I loved reading about Ernst’s boundaries – especially about keeping his phone in Airplane mode and spending 80% of his week-ends focused on his friends and family.
I try to do that too (although I have been known to sneak some work in on Sunday mornings when things are quiet) but I don’t go on social media or check email. That’s been a really helpful boundary for me. 🙂
I hear ya, Nathalie! He’s a lot better at it than I am — and other members of my family who shall remain nameless.
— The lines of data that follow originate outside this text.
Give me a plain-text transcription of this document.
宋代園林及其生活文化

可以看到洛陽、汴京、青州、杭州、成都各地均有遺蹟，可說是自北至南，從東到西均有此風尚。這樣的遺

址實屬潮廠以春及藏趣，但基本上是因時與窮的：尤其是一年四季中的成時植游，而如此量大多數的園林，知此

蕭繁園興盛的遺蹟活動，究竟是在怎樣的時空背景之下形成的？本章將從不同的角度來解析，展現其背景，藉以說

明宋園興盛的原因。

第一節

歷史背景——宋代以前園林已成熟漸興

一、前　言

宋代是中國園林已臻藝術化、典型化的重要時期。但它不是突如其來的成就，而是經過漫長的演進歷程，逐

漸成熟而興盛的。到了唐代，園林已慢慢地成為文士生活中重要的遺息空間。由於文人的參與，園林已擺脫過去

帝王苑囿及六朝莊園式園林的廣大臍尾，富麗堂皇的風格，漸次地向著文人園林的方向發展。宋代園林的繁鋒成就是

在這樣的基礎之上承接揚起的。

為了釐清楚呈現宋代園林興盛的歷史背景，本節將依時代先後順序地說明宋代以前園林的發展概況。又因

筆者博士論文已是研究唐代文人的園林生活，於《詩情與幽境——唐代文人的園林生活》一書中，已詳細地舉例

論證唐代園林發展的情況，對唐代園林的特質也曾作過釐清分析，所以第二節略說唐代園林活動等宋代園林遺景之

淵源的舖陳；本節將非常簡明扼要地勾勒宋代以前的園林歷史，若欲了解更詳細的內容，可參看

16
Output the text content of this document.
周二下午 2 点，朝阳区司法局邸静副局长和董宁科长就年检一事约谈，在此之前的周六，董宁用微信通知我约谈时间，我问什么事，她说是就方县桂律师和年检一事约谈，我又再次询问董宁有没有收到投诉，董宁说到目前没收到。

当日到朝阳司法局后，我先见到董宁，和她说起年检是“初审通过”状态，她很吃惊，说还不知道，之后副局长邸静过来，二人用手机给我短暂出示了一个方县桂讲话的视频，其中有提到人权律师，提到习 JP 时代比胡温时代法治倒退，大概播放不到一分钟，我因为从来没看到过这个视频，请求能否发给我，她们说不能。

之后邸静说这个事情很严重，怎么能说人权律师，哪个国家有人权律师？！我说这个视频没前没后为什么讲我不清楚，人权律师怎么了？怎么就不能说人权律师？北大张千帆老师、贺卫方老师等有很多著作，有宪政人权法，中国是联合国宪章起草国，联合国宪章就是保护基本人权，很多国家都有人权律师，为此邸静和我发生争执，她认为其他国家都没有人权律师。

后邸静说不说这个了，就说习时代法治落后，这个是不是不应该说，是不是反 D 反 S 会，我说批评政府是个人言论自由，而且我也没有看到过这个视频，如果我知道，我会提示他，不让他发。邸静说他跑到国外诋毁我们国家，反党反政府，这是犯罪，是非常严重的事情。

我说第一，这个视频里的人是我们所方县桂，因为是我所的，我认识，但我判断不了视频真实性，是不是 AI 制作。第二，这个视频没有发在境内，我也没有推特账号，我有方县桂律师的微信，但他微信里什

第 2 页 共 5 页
One thing I find helpful is to have a “dumb phone” with cell service separate from a smartphone or handheld device that operates only on wifi for calls and everything else. (Punkt has some really nice “dumb” models that still do SMS well, and Google Voice/Hangouts goes a long way.) On my smartphones and tablets, I have few or no social media apps, and the dumb phone can be switched off at night/weekends — and stuck in a drawer. Not looking at any of them in during getting-up and going-to-bed times is good advice too.